Thanks for your questions. I agree that an outage is difficult to define, but I'll mention a few things you should keep an eye on to give you a starting place. If you're not sure about a particular concept below, please take a look at the HealthShare/Ensemble Documentation for more information.
1) The Red Hat Server: A HealthShare/Ensemble instance runs on top of a server, so it's important to setup server-level monitoring to report any outages. This might come in the form of a secondary server recording network pings and noting when your HealthShare server doesn't respond or something more complex. Since you're running on Red Hat, work with your Linux admin to get more information on this.
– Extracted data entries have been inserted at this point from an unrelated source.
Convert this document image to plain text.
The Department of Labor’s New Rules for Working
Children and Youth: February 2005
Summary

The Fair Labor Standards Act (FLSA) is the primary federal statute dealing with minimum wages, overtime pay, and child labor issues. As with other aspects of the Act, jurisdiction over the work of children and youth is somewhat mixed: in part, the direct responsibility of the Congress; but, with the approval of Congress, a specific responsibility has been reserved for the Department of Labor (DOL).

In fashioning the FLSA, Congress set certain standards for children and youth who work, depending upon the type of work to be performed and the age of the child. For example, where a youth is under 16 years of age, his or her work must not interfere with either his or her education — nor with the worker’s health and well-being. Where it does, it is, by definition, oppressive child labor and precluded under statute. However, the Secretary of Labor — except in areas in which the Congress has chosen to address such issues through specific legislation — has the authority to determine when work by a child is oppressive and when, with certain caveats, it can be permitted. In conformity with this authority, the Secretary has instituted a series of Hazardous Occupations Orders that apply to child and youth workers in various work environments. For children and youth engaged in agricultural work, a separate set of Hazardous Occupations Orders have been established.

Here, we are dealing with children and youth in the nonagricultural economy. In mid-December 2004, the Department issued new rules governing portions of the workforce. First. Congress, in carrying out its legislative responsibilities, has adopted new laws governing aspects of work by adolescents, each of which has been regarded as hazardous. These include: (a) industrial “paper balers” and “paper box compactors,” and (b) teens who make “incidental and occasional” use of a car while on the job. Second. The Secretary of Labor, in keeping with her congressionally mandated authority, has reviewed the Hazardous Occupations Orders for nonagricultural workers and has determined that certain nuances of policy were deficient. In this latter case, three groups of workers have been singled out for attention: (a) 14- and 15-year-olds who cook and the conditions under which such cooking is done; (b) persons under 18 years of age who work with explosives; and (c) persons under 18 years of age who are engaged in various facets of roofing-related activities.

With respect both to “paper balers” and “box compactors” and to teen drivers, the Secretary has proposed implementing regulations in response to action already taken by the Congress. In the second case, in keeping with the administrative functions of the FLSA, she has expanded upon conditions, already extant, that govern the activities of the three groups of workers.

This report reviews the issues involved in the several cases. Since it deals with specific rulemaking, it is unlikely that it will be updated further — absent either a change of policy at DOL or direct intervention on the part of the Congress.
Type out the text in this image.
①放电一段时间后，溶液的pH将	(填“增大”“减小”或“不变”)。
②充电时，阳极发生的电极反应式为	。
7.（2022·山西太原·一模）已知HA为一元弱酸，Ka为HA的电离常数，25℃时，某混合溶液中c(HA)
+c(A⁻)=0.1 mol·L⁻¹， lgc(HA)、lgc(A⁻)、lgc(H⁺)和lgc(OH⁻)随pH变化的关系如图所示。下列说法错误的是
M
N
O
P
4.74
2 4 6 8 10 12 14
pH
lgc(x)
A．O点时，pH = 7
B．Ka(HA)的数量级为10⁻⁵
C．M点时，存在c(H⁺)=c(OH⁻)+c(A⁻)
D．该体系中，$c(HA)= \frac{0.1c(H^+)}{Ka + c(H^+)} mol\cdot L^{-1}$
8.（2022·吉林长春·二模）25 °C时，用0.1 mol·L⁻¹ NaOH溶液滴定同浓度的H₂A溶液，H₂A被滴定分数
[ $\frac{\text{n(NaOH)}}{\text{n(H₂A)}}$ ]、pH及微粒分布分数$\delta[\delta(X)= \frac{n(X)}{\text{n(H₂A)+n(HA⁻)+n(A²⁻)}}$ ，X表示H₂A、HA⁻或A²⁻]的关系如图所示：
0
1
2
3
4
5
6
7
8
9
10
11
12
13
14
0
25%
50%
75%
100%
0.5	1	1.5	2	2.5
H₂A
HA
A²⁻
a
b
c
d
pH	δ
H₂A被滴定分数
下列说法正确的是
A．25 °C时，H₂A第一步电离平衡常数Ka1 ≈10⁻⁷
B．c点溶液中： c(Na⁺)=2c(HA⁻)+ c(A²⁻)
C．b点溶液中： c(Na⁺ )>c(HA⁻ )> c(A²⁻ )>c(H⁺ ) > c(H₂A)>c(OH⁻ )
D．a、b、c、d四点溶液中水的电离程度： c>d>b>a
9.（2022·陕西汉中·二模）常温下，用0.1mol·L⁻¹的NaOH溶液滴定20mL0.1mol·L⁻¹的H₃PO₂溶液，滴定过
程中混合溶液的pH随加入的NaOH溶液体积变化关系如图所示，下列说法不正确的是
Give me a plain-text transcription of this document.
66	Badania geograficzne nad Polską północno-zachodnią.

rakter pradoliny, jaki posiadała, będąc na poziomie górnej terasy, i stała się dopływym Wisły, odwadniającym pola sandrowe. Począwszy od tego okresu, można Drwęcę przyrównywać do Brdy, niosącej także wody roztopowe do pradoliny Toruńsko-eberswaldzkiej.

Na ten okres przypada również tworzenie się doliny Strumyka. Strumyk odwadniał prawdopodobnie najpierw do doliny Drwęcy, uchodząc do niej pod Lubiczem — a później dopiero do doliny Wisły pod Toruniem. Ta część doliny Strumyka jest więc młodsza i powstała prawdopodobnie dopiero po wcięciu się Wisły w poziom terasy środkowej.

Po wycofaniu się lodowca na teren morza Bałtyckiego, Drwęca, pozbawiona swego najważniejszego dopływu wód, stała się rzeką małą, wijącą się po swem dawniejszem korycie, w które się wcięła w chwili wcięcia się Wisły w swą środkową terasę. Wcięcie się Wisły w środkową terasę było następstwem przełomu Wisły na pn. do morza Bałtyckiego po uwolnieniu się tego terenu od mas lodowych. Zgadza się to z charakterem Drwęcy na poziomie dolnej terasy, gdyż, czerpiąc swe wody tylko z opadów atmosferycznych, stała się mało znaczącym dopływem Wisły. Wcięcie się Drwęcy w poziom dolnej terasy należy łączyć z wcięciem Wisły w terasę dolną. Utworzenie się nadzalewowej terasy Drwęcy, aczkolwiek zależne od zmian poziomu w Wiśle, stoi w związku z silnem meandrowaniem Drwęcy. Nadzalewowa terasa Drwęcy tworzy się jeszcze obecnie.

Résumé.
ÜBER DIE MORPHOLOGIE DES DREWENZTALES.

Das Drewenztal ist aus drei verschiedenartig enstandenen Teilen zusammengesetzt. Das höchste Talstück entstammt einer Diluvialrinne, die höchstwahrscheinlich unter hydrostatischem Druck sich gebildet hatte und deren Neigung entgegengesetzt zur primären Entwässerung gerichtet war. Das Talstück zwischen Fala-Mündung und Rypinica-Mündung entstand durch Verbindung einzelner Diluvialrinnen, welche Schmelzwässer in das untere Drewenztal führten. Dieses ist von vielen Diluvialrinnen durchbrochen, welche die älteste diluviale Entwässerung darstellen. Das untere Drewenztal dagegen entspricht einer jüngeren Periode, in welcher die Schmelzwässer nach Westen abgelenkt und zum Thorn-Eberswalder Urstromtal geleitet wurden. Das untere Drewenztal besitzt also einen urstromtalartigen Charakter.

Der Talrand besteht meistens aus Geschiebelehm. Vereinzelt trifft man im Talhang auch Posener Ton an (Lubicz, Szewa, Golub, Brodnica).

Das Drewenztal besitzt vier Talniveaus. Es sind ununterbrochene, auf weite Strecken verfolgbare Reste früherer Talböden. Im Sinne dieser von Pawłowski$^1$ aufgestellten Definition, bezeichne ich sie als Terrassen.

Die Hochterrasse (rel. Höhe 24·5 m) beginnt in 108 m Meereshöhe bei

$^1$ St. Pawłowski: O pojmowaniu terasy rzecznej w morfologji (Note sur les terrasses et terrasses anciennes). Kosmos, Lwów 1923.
2) Your HealthShare/Ensemble Instance(s): You can check whether your instance is running from Linux shell by running "ccontrol list" (run "ccontrol help" for additional information). Once again, your Linux admin should be able to write an OS script to continuously check if HealthShare/Ensemble is running and email if something is wrong. There are also a number of screens in the Management Portal including the 'System Dashboard' and 'Ensemble System Monitor' which list a value called "System Up Time" which shows how long the instance has been running. Note also that the "cconsole.log" file contains phrases like "Recovery started at Wed Aug 15 07:03:04 2018" which denote when the instances starts.
3) Your Ensemble Production(s) within an Instance: You will have one or more Ensemble Namespaces on your instance, each of which can supporting exactly one running Ensemble Production. A Running Ensemble Production has a status of "Running", so if you define an outage as your Ensemble Production being down, you can look for a status other than "Running". There are a number of classmethods in the 'Ens.Director' class which will report this information [like GetProductionStatus() and IsProductionRunning()].
4) Your Individual Business Host(s): An Ensemble production will have a number of Business Services, Business Processes, and Business Operations which might be in an Error or other bad state. Depending on how you define "outage", you might want to check on the status of these items using the "Ensemble Production Monitor" to confirm they're running properly.
I hope this helps.